A che punto è la sperimentazione della regola 50:22?

Abbiamo sentito tre allenatori dei campionati italiani per capire quanto e come la nuova regola è stata utilizzata

Regola 50:22 (ph. Ettore Griffoni)

Nella stagione 2019/2020 la Federazione Italiana Rugby ha attivato la sperimentazione in tutti i propri campionati della cosiddetta regola 50:22, inserita da World Rugby fra le proposte di modifica al regolamento del gioco.
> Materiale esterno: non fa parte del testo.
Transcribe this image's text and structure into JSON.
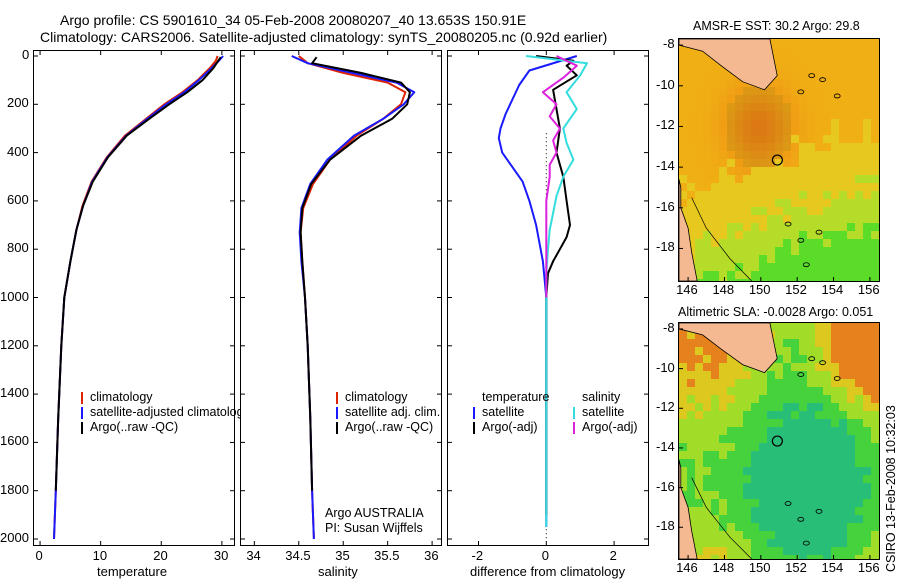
{
  "header": {
    "line1": "Argo profile: CS 5901610_34 05-Feb-2008 20080207_40 13.653S 150.91E",
    "line2": "Climatology: CARS2006. Satellite-adjusted climatology: synTS_20080205.nc (0.92d earlier)"
  },
  "colors": {
    "climatology": "#dd2200",
    "satellite": "#1a1aff",
    "argo": "#000000",
    "argo_sal_adj": "#dd22dd",
    "satellite_sal": "#33dddd"
  },
  "chart_data": [
    {
      "type": "line",
      "id": "temperature",
      "xlabel": "temperature",
      "ylabel": "",
      "xlim": [
        -1,
        32
      ],
      "ylim": [
        0,
        2080
      ],
      "xticks": [
        "0",
        "10",
        "20",
        "30"
      ],
      "yticks": [
        "0",
        "200",
        "400",
        "600",
        "800",
        "1000",
        "1200",
        "1400",
        "1600",
        "1800",
        "2000"
      ],
      "legend": [
        "climatology",
        "satellite-adjusted climatology",
        "Argo(..raw -QC)"
      ],
      "series": [
        {
          "name": "climatology",
          "x": [
            29.3,
            29.0,
            28.0,
            26.0,
            23.5,
            20.5,
            17.5,
            14.0,
            11.0,
            8.5,
            7.0,
            6.0,
            5.0,
            4.0,
            3.5,
            3.0,
            2.6,
            2.3
          ],
          "y": [
            0,
            20,
            50,
            100,
            150,
            200,
            260,
            330,
            420,
            520,
            620,
            720,
            850,
            1000,
            1200,
            1500,
            1800,
            2000
          ]
        },
        {
          "name": "satellite-adjusted climatology",
          "x": [
            30.2,
            29.5,
            28.3,
            26.2,
            23.8,
            20.8,
            17.7,
            14.2,
            11.1,
            8.6,
            7.1,
            6.0,
            5.0,
            4.0,
            3.5,
            3.0,
            2.6,
            2.3
          ],
          "y": [
            0,
            20,
            50,
            100,
            150,
            200,
            260,
            330,
            420,
            520,
            620,
            720,
            850,
            1000,
            1200,
            1500,
            1800,
            2000
          ]
        },
        {
          "name": "Argo(..raw -QC)",
          "x": [
            29.8,
            29.4,
            28.6,
            26.8,
            24.3,
            21.3,
            18.0,
            14.3,
            11.2,
            8.7,
            7.1,
            6.0,
            5.0,
            4.0,
            3.5,
            3.0,
            2.6
          ],
          "y": [
            5,
            20,
            50,
            100,
            150,
            200,
            260,
            330,
            420,
            520,
            620,
            720,
            850,
            1000,
            1200,
            1500,
            1800
          ]
        }
      ]
    },
    {
      "type": "line",
      "id": "salinity",
      "xlabel": "salinity",
      "ylabel": "",
      "xlim": [
        33.85,
        36.1
      ],
      "ylim": [
        0,
        2080
      ],
      "xticks": [
        "34",
        "34.5",
        "35",
        "35.5",
        "36"
      ],
      "legend": [
        "climatology",
        "satellite adj. clim.",
        "Argo(..raw -QC)"
      ],
      "annotation": [
        "Argo AUSTRALIA",
        "PI: Susan Wijffels"
      ],
      "series": [
        {
          "name": "climatology",
          "x": [
            34.5,
            34.6,
            35.0,
            35.5,
            35.7,
            35.65,
            35.45,
            35.15,
            34.85,
            34.66,
            34.55,
            34.52,
            34.54,
            34.57,
            34.6,
            34.63,
            34.65,
            34.67
          ],
          "y": [
            0,
            30,
            70,
            110,
            150,
            200,
            260,
            330,
            430,
            530,
            630,
            730,
            850,
            1000,
            1200,
            1500,
            1800,
            2000
          ]
        },
        {
          "name": "satellite adj. clim.",
          "x": [
            34.42,
            34.6,
            35.1,
            35.6,
            35.8,
            35.68,
            35.45,
            35.12,
            34.82,
            34.63,
            34.53,
            34.51,
            34.53,
            34.57,
            34.6,
            34.63,
            34.65,
            34.67
          ],
          "y": [
            0,
            30,
            70,
            110,
            150,
            200,
            260,
            330,
            430,
            530,
            630,
            730,
            850,
            1000,
            1200,
            1500,
            1800,
            2000
          ]
        },
        {
          "name": "Argo(..raw -QC)",
          "x": [
            34.7,
            34.65,
            35.2,
            35.65,
            35.75,
            35.72,
            35.55,
            35.2,
            34.85,
            34.64,
            34.54,
            34.52,
            34.54,
            34.57,
            34.6,
            34.63,
            34.65
          ],
          "y": [
            5,
            30,
            70,
            110,
            150,
            200,
            260,
            330,
            430,
            530,
            630,
            730,
            850,
            1000,
            1200,
            1500,
            1800
          ]
        }
      ]
    },
    {
      "type": "line",
      "id": "difference",
      "xlabel": "difference from climatology",
      "xlim": [
        -2.9,
        3.0
      ],
      "ylim": [
        0,
        2080
      ],
      "xticks": [
        "-2",
        "0",
        "2"
      ],
      "legend_left_title": "temperature",
      "legend_right_title": "salinity",
      "legend_left": [
        "satellite",
        "Argo(-adj)"
      ],
      "legend_right": [
        "satellite",
        "Argo(-adj)"
      ],
      "series": [
        {
          "name": "temperature satellite",
          "x": [
            0.9,
            -0.5,
            -0.8,
            -1.0,
            -1.2,
            -1.35,
            -1.4,
            -1.3,
            -1.0,
            -0.7,
            -0.5,
            -0.3,
            -0.1,
            0,
            0,
            0,
            0
          ],
          "y": [
            0,
            60,
            120,
            180,
            240,
            300,
            340,
            400,
            460,
            520,
            600,
            700,
            850,
            1000,
            1200,
            1600,
            1950
          ]
        },
        {
          "name": "temperature Argo(-adj)",
          "x": [
            -0.3,
            0.8,
            0.6,
            0.9,
            0.2,
            0.3,
            0.4,
            0.3,
            0.5,
            0.6,
            0.7,
            0.6,
            0.4,
            0.2,
            0.05,
            0,
            0
          ],
          "y": [
            0,
            20,
            40,
            80,
            140,
            220,
            300,
            400,
            500,
            600,
            700,
            750,
            800,
            850,
            900,
            1000,
            1900
          ]
        },
        {
          "name": "salinity satellite",
          "x": [
            -0.6,
            1.2,
            1.0,
            0.6,
            0.9,
            0.7,
            0.5,
            0.6,
            0.8,
            0.5,
            0.3,
            0.2,
            0.1,
            0.05,
            0,
            0,
            0
          ],
          "y": [
            0,
            30,
            80,
            150,
            220,
            260,
            300,
            360,
            430,
            500,
            580,
            650,
            720,
            800,
            900,
            1200,
            1950
          ]
        },
        {
          "name": "salinity Argo(-adj)",
          "x": [
            0.3,
            0.9,
            0.5,
            -0.1,
            0.3,
            0.1,
            0.4,
            0.2,
            0.3,
            0.1,
            0.1,
            0,
            0,
            0,
            0
          ],
          "y": [
            0,
            40,
            90,
            150,
            200,
            250,
            300,
            350,
            400,
            450,
            500,
            600,
            700,
            900,
            1000
          ]
        }
      ]
    },
    {
      "type": "heatmap",
      "id": "sst-map",
      "title": "AMSR-E SST: 30.2 Argo: 29.8",
      "xticks": [
        "146",
        "148",
        "150",
        "152",
        "154",
        "156"
      ],
      "yticks": [
        "-8",
        "-10",
        "-12",
        "-14",
        "-16",
        "-18"
      ],
      "xlim": [
        145.5,
        156.5
      ],
      "ylim": [
        -19.6,
        -7.7
      ],
      "marker": {
        "lon": 150.91,
        "lat": -13.653
      }
    },
    {
      "type": "heatmap",
      "id": "sla-map",
      "title": "Altimetric SLA: -0.0028 Argo: 0.051",
      "xticks": [
        "146",
        "148",
        "150",
        "152",
        "154",
        "156"
      ],
      "yticks": [
        "-8",
        "-10",
        "-12",
        "-14",
        "-16",
        "-18"
      ],
      "xlim": [
        145.5,
        156.5
      ],
      "ylim": [
        -19.6,
        -7.7
      ],
      "marker": {
        "lon": 150.91,
        "lat": -13.653
      }
    }
  ],
  "credit": "CSIRO 13-Feb-2008 10:32:03"
}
La 50:22 modifica le regole sul calcio, consentendo alla squadra in attacco di ricercare un massiccio guadagno territoriale.

Come funziona la regola 50:22

Nell’ultima riunione della federazione internazionale, la sperimentazione è stata giudicata positiva a livello globale, nei vari paesi dov’è stata introdotta, e l’impressione è che si vada verso l’approvazione per tutte le competizioni.
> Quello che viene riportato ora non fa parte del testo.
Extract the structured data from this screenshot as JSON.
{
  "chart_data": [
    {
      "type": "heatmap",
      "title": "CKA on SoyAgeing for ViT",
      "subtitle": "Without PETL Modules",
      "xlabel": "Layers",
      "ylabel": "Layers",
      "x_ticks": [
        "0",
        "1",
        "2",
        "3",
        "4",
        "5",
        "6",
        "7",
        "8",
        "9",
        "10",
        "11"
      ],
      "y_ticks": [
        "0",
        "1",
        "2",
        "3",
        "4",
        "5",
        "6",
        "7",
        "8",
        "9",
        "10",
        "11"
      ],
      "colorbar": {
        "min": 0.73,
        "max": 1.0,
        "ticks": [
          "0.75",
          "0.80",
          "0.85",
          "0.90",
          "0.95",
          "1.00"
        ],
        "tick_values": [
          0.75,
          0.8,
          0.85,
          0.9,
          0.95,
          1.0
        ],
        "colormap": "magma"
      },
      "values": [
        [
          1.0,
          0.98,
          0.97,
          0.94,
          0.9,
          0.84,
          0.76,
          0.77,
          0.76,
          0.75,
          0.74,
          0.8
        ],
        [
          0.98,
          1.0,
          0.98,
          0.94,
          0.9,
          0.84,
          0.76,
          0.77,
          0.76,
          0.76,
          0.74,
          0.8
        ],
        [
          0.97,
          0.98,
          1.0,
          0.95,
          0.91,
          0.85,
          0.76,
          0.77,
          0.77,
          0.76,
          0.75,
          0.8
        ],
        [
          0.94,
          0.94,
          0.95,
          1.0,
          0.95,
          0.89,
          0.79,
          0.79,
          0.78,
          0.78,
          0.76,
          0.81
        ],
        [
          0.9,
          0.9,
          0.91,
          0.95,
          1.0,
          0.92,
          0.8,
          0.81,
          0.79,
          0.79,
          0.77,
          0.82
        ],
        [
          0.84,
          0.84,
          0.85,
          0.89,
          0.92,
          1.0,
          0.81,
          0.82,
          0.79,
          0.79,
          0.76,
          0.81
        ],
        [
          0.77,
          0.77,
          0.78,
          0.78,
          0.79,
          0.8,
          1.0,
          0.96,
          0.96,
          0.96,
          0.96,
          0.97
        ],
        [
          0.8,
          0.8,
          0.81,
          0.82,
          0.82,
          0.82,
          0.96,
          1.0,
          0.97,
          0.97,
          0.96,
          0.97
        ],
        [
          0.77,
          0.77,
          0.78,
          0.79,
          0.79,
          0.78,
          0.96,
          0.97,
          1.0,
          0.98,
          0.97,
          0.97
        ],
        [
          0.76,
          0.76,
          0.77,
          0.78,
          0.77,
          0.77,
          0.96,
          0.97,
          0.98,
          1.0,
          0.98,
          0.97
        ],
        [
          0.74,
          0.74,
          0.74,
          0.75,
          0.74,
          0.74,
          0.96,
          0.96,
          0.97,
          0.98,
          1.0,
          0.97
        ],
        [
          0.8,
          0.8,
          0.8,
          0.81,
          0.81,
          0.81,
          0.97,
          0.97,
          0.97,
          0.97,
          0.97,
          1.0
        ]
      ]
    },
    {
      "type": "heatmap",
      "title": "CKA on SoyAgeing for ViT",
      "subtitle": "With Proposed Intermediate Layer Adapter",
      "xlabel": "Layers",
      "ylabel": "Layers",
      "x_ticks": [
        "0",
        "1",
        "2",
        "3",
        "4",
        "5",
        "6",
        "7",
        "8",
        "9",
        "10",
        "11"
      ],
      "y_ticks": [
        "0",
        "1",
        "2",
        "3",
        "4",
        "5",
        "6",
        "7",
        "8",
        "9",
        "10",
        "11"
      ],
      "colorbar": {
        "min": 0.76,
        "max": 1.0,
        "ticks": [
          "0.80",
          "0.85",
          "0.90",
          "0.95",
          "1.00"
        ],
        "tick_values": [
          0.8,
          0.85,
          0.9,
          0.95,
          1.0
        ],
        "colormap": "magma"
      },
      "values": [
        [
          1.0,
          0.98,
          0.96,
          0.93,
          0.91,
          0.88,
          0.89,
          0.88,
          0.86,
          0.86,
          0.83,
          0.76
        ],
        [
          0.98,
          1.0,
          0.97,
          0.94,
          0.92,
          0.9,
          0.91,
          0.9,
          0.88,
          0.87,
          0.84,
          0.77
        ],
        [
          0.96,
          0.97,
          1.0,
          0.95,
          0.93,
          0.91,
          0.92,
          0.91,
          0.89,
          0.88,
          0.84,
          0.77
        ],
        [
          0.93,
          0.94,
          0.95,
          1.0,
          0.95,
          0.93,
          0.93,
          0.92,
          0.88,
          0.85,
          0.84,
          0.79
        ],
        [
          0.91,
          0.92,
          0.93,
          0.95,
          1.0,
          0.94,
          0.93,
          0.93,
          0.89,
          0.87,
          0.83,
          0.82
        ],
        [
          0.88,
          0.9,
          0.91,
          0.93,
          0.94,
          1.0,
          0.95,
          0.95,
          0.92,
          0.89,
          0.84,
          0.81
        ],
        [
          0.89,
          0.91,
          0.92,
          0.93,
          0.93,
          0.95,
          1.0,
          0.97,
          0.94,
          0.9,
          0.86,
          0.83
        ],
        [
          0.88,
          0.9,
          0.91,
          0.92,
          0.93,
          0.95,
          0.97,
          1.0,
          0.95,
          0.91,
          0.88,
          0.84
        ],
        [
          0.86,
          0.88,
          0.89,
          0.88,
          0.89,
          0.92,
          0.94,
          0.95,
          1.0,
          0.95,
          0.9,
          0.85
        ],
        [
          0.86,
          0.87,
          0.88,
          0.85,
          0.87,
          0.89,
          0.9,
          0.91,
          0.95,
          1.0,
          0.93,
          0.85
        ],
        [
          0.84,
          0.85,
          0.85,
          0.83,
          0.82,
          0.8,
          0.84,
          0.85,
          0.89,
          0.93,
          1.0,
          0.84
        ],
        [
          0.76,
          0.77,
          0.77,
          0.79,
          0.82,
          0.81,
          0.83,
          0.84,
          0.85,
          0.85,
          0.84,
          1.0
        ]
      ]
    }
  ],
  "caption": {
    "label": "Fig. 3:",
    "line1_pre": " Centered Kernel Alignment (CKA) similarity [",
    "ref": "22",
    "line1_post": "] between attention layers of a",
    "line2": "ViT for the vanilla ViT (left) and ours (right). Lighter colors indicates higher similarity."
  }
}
In Top 12, però, la regola non è stata particolarmente sfruttata e la maggior parte dei tecnici è scettica sul suo effettivo impatto: “Se l’obiettivo era quello di togliere giocatori dalla linea difensiva per coprire maggiormente la profondità non ha particolarmente inciso” ha raccontato Andrea Marcato, coach del Petrarca Padova.
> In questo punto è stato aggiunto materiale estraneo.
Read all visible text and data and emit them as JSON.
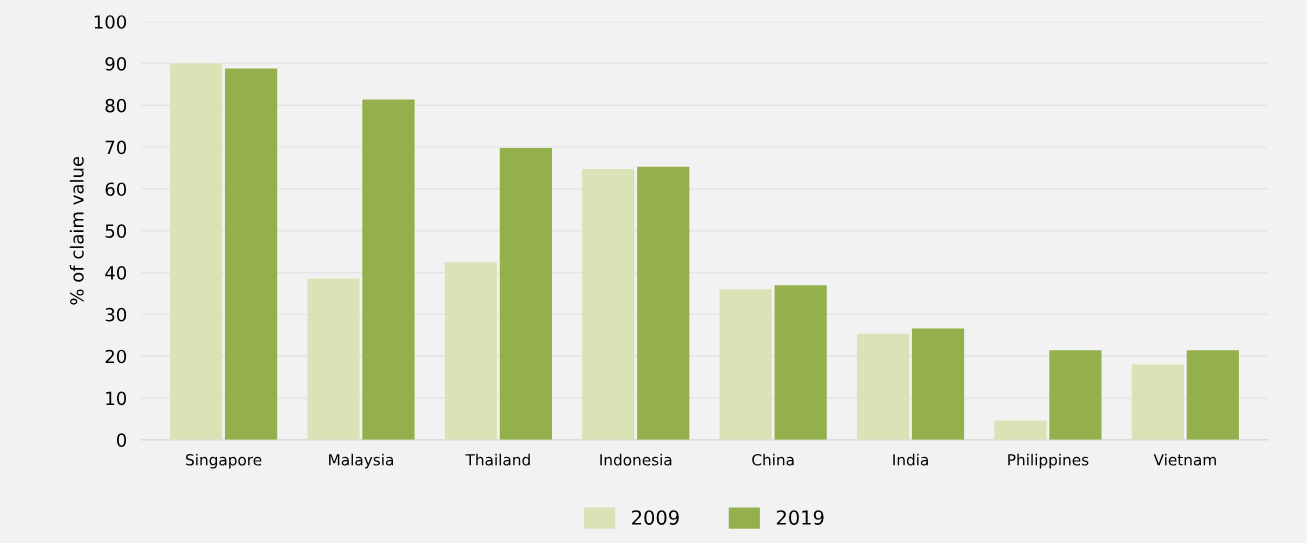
{
  "chart_data": {
    "type": "bar",
    "ylabel": "% of claim value",
    "categories": [
      "Singapore",
      "Malaysia",
      "Thailand",
      "Indonesia",
      "China",
      "India",
      "Philippines",
      "Vietnam"
    ],
    "series": [
      {
        "name": "2009",
        "color": "#d9e3b5",
        "values": [
          90,
          38.6,
          42.5,
          64.8,
          36,
          25.4,
          4.6,
          18
        ]
      },
      {
        "name": "2019",
        "color": "#94b04c",
        "values": [
          88.8,
          81.4,
          69.8,
          65.3,
          37,
          26.6,
          21.4,
          21.4
        ]
      }
    ],
    "ylim": [
      0,
      100
    ],
    "yticks": [
      0,
      10,
      20,
      30,
      40,
      50,
      60,
      70,
      80,
      90,
      100
    ],
    "grid": "y",
    "legend": "bottom"
  }
}
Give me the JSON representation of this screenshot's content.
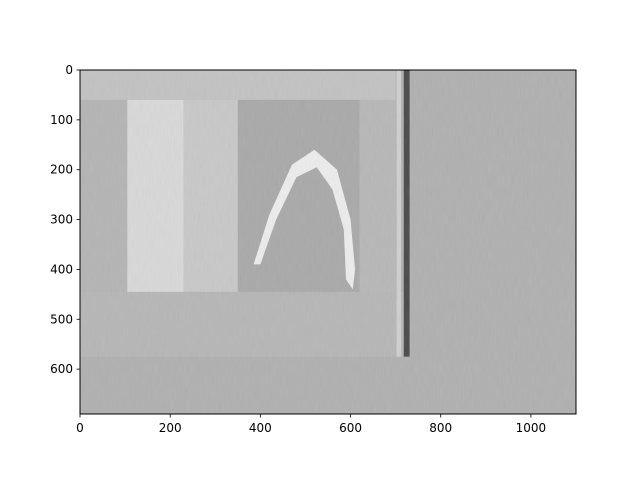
{
  "chart_data": {
    "type": "heatmap",
    "title": "",
    "xlabel": "",
    "ylabel": "",
    "xlim": [
      0,
      1100
    ],
    "ylim": [
      690,
      0
    ],
    "x_ticks": [
      0,
      200,
      400,
      600,
      800,
      1000
    ],
    "y_ticks": [
      0,
      100,
      200,
      300,
      400,
      500,
      600
    ],
    "grid": false,
    "colormap": "gray",
    "background_gray": "#b0b0b0",
    "regions": [
      {
        "name": "scan-upper-band",
        "x0": 0,
        "x1": 700,
        "y0": 0,
        "y1": 520,
        "color": "#c2c2c2"
      },
      {
        "name": "scan-left-margin",
        "x0": 0,
        "x1": 105,
        "y0": 60,
        "y1": 575,
        "color": "#b4b4b4"
      },
      {
        "name": "scan-right-band",
        "x0": 620,
        "x1": 700,
        "y0": 60,
        "y1": 575,
        "color": "#b7b7b7"
      },
      {
        "name": "scan-lower-strip",
        "x0": 0,
        "x1": 720,
        "y0": 445,
        "y1": 575,
        "color": "#b6b6b6"
      },
      {
        "name": "scan-main-panel",
        "x0": 105,
        "x1": 620,
        "y0": 60,
        "y1": 445,
        "color": "#b9b9b9"
      },
      {
        "name": "scan-bright-left",
        "x0": 105,
        "x1": 230,
        "y0": 60,
        "y1": 445,
        "color": "#d8d8d8"
      },
      {
        "name": "scan-mid-panel",
        "x0": 230,
        "x1": 350,
        "y0": 60,
        "y1": 445,
        "color": "#c8c8c8"
      },
      {
        "name": "scan-right-panel",
        "x0": 350,
        "x1": 620,
        "y0": 60,
        "y1": 445,
        "color": "#a9a9a9"
      },
      {
        "name": "dark-vertical-line",
        "x0": 718,
        "x1": 731,
        "y0": 0,
        "y1": 575,
        "color": "#4a4a4a"
      },
      {
        "name": "light-vertical-line",
        "x0": 702,
        "x1": 712,
        "y0": 0,
        "y1": 575,
        "color": "#cfcfcf"
      }
    ],
    "arc": {
      "outer": [
        [
          385,
          390
        ],
        [
          420,
          290
        ],
        [
          470,
          190
        ],
        [
          520,
          160
        ],
        [
          570,
          200
        ],
        [
          600,
          300
        ],
        [
          610,
          400
        ],
        [
          605,
          440
        ]
      ],
      "inner": [
        [
          400,
          390
        ],
        [
          435,
          300
        ],
        [
          480,
          215
        ],
        [
          525,
          195
        ],
        [
          560,
          240
        ],
        [
          585,
          320
        ],
        [
          590,
          420
        ]
      ]
    }
  }
}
“Per quanto riguarda la nostra squadra, non abbiamo mai preparato niente di specifico per la 50:22. Studiandola un po’, però, mi sembra che si possa sfruttare bene giocando da mischia chiusa all’interno della propria metà campo e ancor di più da situazione di turnover, per la mancanza di copertura profonda.”

L’intenzione della regola, però, sarebbe quella di andare a modificare soprattutto lo schieramento difensivo, preoccupato di poter concedere una rimessa in una zona pericolosa di campo agli avversari: “Onestamente, parlando anche con gli altri allenatori dopo le partite, quasi nessuno ha preparato niente di specifico, cambiando la difesa per coprire la profondità” spiega ancora Marcato.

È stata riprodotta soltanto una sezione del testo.